The drive is basically over on third-and-long outside of field goal range. Taylor stands in the pocket and looks off the safety to yield one-on-one coverage on the outside. His throw doesn't connect with Thompson. I believe that the throw is placed where it should have been, but Thompson wasn't able to run out his route due to strong coverage. Watching the tape, one can see that the corner (Charles Gaines, I believe) is running with inside position on Thompson, and is perfectly placed on the route. Given the game situation, I chalk this up to one of those shots downfield you take, knowing you won't always connect.
1-10, BUF43 (12:40) Tyrod Taylor rush to the left for 7 yards to the BUF 50. Tackled by Ibraheim Campbell.
Here's another instance where Taylor's athleticism helps him out. He's under pressure as soon as he finishes his drop. Taylor resets, stepping up in the pocket, but a delayed blitzer comes unblocked up the middle. Taylor evades and hurries out of bounds for a medium gain on the ground. Also, watch Taylor's head swivel once he's in space, to check his blind side for defenders.
1-10, CLE40 (11:35) Tyrod Taylor rush to the left for 21 yards to the CLE 19. Tackled by Scott Solomon.
Here, Taylor unleashes a textbook zone read for an easy first down. He finishes the play like a knucklehead by leading with his throwing shoulder, and I'm sure the coaches yelled at him for that one, too.
3-9, CLE18 (9:45) Tyrod Taylor incomplete pass to the right intended for Deonte Thompson defensed by Johnson Bademosi.
After two runs for a total of one yard gained, Taylor faces a nine-yard third down in field goal range. He takes a shot toward one-on-one coverage in the end zone, which is a good call, since the team can still take the lead with a field goal if he doesn't connect. Ultimately, this ball is underthrown, allowing the defender to defend it. It's in the right neighborhood, and a more talented receiver might win the catch. But it could have been better placed, outside the reach of the defender.
Taylor had another strong game, even if the score didn't reflect it. The skill talent circumstances were tilted against his favor, and he still drove the team down the field for drives of 57, 21, and 57 yards, which is pretty solid. (Per Football Outsiders, the best offense in the league averaged 39.38 yards gained per drive last year, and the Bills averaged 45 with Taylor in the game.) Let's debunk some myths about Taylor, shall we?
- He is not a run-first quarterback. As you can see in the above plays, Taylor is perfectly comfortable standing in the pocket and throwing the ball around the field. He's not a Pat White or Tim Tebow that need to be contained in a special personnel package. He has pocket-passing ability.
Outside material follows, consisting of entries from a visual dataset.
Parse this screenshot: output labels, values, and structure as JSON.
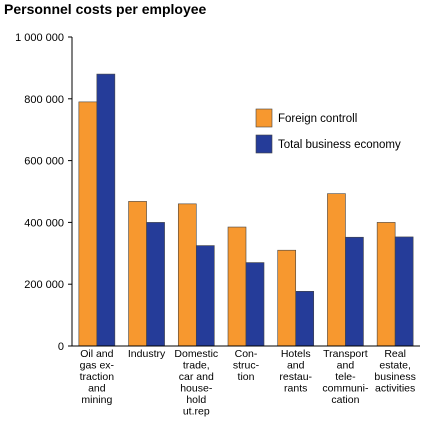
{
  "chart_data": {
    "type": "bar",
    "title": "Personnel costs per employee",
    "xlabel": "",
    "ylabel": "",
    "ylim": [
      0,
      1000000
    ],
    "yticks": [
      0,
      200000,
      400000,
      600000,
      800000,
      1000000
    ],
    "ytick_labels": [
      "0",
      "200 000",
      "400 000",
      "600 000",
      "800 000",
      "1 000 000"
    ],
    "grid": false,
    "legend_position": "top-right",
    "categories": [
      [
        "Oil and",
        "gas ex-",
        "traction",
        "and",
        "mining"
      ],
      [
        "Industry"
      ],
      [
        "Domestic",
        "trade,",
        "car and",
        "house-",
        "hold",
        "ut.rep"
      ],
      [
        "Con-",
        "struc-",
        "tion"
      ],
      [
        "Hotels",
        "and",
        "restau-",
        "rants"
      ],
      [
        "Transport",
        "and",
        "tele-",
        "communi-",
        "cation"
      ],
      [
        "Real",
        "estate,",
        "business",
        "activities"
      ]
    ],
    "series": [
      {
        "name": "Foreign controll",
        "color": "#f7982f",
        "values": [
          790000,
          468000,
          460000,
          385000,
          310000,
          493000,
          400000
        ]
      },
      {
        "name": "Total business economy",
        "color": "#253c99",
        "values": [
          880000,
          400000,
          325000,
          270000,
          177000,
          352000,
          353000
        ]
      }
    ]
  }
}
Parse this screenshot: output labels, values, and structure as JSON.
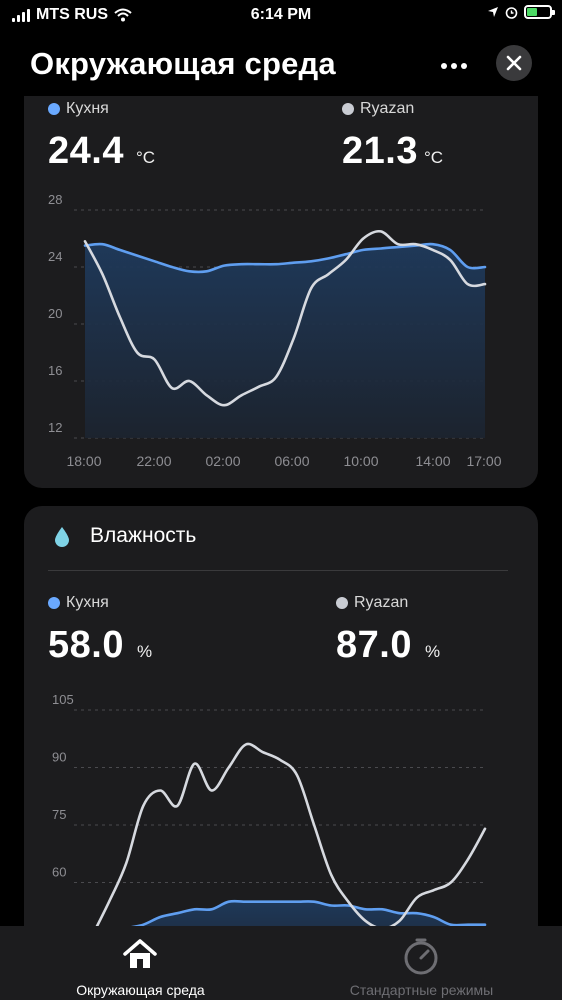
{
  "status": {
    "carrier": "MTS RUS",
    "time": "6:14 PM"
  },
  "header": {
    "title": "Окружающая среда"
  },
  "temperature": {
    "series": [
      {
        "name": "Кухня",
        "value": "24.4",
        "unit": "°C",
        "color": "#6aa9ff"
      },
      {
        "name": "Ryazan",
        "value": "21.3",
        "unit": "°C",
        "color": "#c9ccd3"
      }
    ],
    "chart_data": {
      "type": "line",
      "yticks": [
        "28",
        "24",
        "20",
        "16",
        "12"
      ],
      "xticks": [
        "18:00",
        "22:00",
        "02:00",
        "06:00",
        "10:00",
        "14:00",
        "17:00"
      ],
      "ylim": [
        12,
        28
      ],
      "series": [
        {
          "name": "Кухня",
          "x": [
            0,
            1,
            2,
            3,
            4,
            5,
            6,
            7,
            8,
            9,
            10,
            11,
            12,
            13,
            14,
            15,
            16,
            17,
            18,
            19,
            20,
            21,
            22,
            23
          ],
          "y": [
            25.5,
            25.6,
            25.2,
            24.8,
            24.4,
            24.0,
            23.7,
            23.7,
            24.1,
            24.2,
            24.2,
            24.2,
            24.3,
            24.4,
            24.6,
            24.9,
            25.2,
            25.3,
            25.4,
            25.5,
            25.6,
            25.2,
            24.0,
            24.0
          ]
        },
        {
          "name": "Ryazan",
          "x": [
            0,
            1,
            2,
            3,
            4,
            5,
            6,
            7,
            8,
            9,
            10,
            11,
            12,
            13,
            14,
            15,
            16,
            17,
            18,
            19,
            20,
            21,
            22,
            23
          ],
          "y": [
            25.8,
            23.5,
            20.5,
            18.0,
            17.5,
            15.5,
            16.0,
            15.0,
            14.3,
            15.0,
            15.6,
            16.3,
            19.0,
            22.5,
            23.5,
            24.5,
            26.0,
            26.5,
            25.6,
            25.6,
            25.2,
            24.5,
            22.8,
            22.8
          ]
        }
      ]
    }
  },
  "humidity": {
    "title": "Влажность",
    "series": [
      {
        "name": "Кухня",
        "value": "58.0",
        "unit": "%",
        "color": "#6aa9ff"
      },
      {
        "name": "Ryazan",
        "value": "87.0",
        "unit": "%",
        "color": "#c9ccd3"
      }
    ],
    "chart_data": {
      "type": "line",
      "yticks": [
        "105",
        "90",
        "75",
        "60"
      ],
      "ylim": [
        45,
        105
      ],
      "series": [
        {
          "name": "Кухня",
          "x": [
            0,
            1,
            2,
            3,
            4,
            5,
            6,
            7,
            8,
            9,
            10,
            11,
            12,
            13,
            14,
            15,
            16,
            17,
            18,
            19,
            20,
            21,
            22,
            23
          ],
          "y": [
            46,
            46,
            48,
            49,
            51,
            52,
            53,
            53,
            55,
            55,
            55,
            55,
            55,
            55,
            54,
            54,
            53,
            53,
            52,
            52,
            51,
            49,
            49,
            49
          ]
        },
        {
          "name": "Ryazan",
          "x": [
            0,
            1,
            2,
            3,
            4,
            5,
            6,
            7,
            8,
            9,
            10,
            11,
            12,
            13,
            14,
            15,
            16,
            17,
            18,
            19,
            20,
            21,
            22,
            23
          ],
          "y": [
            46,
            55,
            65,
            80,
            84,
            80,
            91,
            84,
            90,
            96,
            94,
            92,
            88,
            75,
            62,
            55,
            50,
            48,
            50,
            56,
            58,
            60,
            66,
            74
          ]
        }
      ]
    }
  },
  "tabs": [
    {
      "label": "Окружающая среда",
      "active": true
    },
    {
      "label": "Стандартные режимы",
      "active": false
    }
  ]
}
- Taylor is not injury-prone, no more than Cassel or Manuel are. He's hit by plenty of defenders and jumps right back into the fray, even after being tackled on a run. You don't need to look at him and wonder how you might have to replace him any more than you'd have to wonder that for Russell Wilson or Colin Kaepernick.
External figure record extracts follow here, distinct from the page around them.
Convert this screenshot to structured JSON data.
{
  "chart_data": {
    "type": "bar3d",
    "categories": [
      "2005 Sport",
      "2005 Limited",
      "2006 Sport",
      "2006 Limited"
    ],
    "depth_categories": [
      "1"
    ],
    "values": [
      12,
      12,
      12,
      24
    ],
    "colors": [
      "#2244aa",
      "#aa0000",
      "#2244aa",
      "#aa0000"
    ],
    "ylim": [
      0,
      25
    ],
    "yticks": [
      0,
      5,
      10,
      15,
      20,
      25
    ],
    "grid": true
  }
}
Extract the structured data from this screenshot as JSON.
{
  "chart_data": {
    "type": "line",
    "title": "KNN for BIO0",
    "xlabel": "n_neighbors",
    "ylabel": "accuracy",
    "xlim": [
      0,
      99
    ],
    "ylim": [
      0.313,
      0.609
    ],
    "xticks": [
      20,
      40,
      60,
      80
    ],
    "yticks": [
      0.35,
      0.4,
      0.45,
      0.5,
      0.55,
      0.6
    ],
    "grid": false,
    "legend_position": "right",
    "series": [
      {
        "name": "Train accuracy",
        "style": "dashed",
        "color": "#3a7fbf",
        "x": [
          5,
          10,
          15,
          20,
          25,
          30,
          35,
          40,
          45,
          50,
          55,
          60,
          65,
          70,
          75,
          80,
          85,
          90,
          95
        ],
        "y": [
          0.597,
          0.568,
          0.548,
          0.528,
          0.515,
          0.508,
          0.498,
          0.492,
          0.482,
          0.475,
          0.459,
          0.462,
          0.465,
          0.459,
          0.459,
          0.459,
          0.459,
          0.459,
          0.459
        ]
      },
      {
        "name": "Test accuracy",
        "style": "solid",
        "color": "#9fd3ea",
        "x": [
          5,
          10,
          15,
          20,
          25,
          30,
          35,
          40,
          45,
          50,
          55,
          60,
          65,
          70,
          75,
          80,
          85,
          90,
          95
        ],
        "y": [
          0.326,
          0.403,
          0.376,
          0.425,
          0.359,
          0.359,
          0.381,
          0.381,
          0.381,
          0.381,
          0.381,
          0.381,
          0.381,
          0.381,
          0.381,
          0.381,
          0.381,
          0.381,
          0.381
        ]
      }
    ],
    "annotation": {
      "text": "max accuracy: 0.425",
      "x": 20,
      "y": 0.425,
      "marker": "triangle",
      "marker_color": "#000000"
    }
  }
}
- Taylor is not an scattergun, 50-percent completion rate passer. While he's not going to fire lasers like the elites, Taylor is capable of putting the ball into tight windows, and most of the time his passes are going where his receivers need them. It's a massive improvement from what we've seen under center for Buffalo recently.
If you're wondering if Taylor can be the answer at quarterback for the Bills, my opinion is a resounding yes. He plays with maturity in his game, he throws a great pass, and he adds a new dimension of running and pocket presence to Buffalo's offense. Playing with Buffalo's makeshift offensive line and a talented group of receivers, Taylor should be more than capable of putting enough points on the board to drive Buffalo into the playoffs this year.